Praia de Ipanema, Rio de Janeiro: foto de Yann Arthus-Bertrand para o documentário “Nosso planeta, nosso legado”

Por que, então, não me comove mais, logo a mim, uma jornalista dedicada ao tema há tanto tempo? Afinal, captar energia e transformá-la em benefício dos humanos, de forma sustentável, tem sido apontado como o centro da solução dos problemas atuais da humanidade. É, segundo os estudiosos, a chave do sucesso contra as variações climáticas que tanto mal têm causado à humanidade.

Estava eu divagando assim, tentando descobrir a razão de minha apatia, quando recebi, por e-mail, o convite para assistir “Nosso planeta, nosso legado”, filme dirigido pelo renomado Yann Arthus-Bertrand. Agora com 75 anos, o fotógrafo francês especializou-se em fazer imagens incríveis, do alto, captando com drones a opulência da natureza. Em 2011 lançou “Home – Nosso Planeta, Nossa Casa”, que fez bastante sucesso. O atual “Nosso planeta, nosso legado”, parte do Festival Varilux, de cinema francês que acontece até dia 8 de dezembro em todo o Brasil, tem tudo para ser bem recebido também pelo público. Aliás, deveria ser filme obrigatório para se assistir nas escolas do mundo todo.

Além das imagens, que deixam a gente sem fôlego em algumas cenas, o filme é narrado em primeira pessoa por Arthus-Bertrand. O francês percorre a história da humanidade em 1h40m, desde a primeira energia que possibilitou a criação da vida e que só foi possível – vejam vocês! – por causa do efeito estufa.

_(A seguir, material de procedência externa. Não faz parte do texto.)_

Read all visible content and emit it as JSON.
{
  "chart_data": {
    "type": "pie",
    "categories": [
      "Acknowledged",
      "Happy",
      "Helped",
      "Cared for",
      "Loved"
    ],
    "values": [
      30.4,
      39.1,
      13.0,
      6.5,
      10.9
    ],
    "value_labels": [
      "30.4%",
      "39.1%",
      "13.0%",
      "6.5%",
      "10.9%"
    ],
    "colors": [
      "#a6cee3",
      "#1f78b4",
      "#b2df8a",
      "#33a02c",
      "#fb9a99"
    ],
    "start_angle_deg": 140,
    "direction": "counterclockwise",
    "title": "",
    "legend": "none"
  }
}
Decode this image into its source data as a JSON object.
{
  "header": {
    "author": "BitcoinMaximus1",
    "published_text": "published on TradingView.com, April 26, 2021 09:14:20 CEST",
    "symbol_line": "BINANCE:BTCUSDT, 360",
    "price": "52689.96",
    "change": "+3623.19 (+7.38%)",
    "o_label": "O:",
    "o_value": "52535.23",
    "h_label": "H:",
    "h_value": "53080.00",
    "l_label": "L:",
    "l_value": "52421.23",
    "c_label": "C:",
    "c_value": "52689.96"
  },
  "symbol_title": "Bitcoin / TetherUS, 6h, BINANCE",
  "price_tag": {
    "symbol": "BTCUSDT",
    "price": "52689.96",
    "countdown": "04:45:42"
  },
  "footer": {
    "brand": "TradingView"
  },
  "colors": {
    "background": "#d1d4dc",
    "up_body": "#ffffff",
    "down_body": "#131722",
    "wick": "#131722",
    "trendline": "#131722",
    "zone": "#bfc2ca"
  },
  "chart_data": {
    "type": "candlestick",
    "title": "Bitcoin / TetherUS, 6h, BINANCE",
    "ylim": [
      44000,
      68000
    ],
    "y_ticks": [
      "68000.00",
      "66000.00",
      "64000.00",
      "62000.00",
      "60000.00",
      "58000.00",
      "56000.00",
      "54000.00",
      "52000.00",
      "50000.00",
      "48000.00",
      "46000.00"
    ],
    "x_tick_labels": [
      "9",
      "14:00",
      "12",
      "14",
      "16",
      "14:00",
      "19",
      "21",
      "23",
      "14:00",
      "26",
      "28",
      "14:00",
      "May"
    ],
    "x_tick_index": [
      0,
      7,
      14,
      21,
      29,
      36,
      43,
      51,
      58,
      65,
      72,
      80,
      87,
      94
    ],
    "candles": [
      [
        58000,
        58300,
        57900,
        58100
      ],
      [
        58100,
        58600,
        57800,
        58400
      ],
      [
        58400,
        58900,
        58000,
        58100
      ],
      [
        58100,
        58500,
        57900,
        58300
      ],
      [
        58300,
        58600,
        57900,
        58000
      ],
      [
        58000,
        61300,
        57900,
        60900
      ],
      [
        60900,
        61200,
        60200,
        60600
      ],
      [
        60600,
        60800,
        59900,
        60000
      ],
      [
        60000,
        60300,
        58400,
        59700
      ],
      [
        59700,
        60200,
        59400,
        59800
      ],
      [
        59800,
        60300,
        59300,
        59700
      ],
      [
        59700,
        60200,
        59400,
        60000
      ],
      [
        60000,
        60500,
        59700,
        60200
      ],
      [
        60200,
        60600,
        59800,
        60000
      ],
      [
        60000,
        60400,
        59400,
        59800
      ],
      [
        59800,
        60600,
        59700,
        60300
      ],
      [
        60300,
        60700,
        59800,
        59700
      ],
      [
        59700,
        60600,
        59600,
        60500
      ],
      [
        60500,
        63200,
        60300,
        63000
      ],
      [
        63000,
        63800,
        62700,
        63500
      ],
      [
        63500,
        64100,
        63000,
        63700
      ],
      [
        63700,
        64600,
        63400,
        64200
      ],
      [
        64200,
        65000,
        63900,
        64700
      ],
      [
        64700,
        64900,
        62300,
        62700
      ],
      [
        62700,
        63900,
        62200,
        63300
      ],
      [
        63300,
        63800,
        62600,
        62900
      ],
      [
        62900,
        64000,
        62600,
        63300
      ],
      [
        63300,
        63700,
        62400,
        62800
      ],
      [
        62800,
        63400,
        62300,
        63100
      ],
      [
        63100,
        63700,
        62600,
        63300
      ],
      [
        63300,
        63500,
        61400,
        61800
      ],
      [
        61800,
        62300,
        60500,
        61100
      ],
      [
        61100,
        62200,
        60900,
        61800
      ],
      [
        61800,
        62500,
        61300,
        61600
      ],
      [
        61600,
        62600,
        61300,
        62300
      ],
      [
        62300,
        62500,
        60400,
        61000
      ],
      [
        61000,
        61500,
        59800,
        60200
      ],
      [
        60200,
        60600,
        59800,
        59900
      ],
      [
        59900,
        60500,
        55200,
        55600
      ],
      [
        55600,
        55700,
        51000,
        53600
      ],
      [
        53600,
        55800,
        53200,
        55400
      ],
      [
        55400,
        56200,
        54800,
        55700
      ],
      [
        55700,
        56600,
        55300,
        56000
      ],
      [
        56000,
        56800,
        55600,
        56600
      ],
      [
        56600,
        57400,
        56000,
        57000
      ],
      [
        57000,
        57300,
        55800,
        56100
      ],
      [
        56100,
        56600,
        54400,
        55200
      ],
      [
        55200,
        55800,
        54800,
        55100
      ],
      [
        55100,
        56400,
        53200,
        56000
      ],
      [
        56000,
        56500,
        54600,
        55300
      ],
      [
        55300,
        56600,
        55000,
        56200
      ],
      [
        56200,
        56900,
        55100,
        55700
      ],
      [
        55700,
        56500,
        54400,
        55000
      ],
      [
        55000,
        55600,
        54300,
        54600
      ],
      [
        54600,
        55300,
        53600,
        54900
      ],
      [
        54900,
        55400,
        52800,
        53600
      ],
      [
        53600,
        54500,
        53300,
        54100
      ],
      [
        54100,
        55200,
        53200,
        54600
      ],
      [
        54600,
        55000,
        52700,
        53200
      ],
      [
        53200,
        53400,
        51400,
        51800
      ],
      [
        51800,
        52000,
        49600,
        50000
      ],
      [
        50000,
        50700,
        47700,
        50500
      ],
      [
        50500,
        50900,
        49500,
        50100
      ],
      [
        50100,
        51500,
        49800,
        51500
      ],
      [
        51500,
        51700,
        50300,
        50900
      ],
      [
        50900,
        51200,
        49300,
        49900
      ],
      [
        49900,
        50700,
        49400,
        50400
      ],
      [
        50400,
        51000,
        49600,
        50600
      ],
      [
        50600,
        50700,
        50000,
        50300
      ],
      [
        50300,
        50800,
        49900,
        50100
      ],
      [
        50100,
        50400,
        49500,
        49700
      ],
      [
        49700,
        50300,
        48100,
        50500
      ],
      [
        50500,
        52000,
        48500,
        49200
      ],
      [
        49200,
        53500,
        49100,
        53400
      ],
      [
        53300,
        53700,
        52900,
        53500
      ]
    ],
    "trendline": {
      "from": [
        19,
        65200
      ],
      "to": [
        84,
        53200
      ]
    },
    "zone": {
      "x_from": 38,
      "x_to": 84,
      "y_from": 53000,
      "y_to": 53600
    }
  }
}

No texto que lê in off durante todo o documentário, Arthus-Bertrand conta parte de sua própria história, quando viveu no Kenia, quando jovem, fotografando o comportamento dos leões. Ao se dizer espantado com o aumento da população que vive na favela queniana de Quibera – de 60 mil pessoas nos anos 70 para os atuais um milhão – Arthus-Bertrand mostra que seu documentário não vai tirar as questões climáticas do contexto socioeconômico. É de desigualdade social, de gigantismo e de falso progresso que o cineasta fala, o tempo todo, no filme. E retrata, de forma única, como chegamos a esse cenário, que nada tem de sustentável. Mesmo com tantas eólicas e placas solares a enfeitar alguns territórios.

A reflexão de Arthus-Bertrand dialoga com meus pensamentos, e faz todo sentido. Apesar do investimento que vem sendo feito nas energias renováveis mundo afora – melhor dizendo, nos países desenvolvidos – ainda vivemos, como demonstram os cientistas do Painel Intergovernamental de Mudanças Climáticas (IPCC na sigla em inglês) sob o grave risco de o planeta aquecer mais do que 2 graus até o fim deste século. Graças aos excessos dos humanos, é esta a resposta.

“Os painéis solares não substituíram os cem milhões de barris de petróleo que consumimos todos os dias”, disse o cineasta.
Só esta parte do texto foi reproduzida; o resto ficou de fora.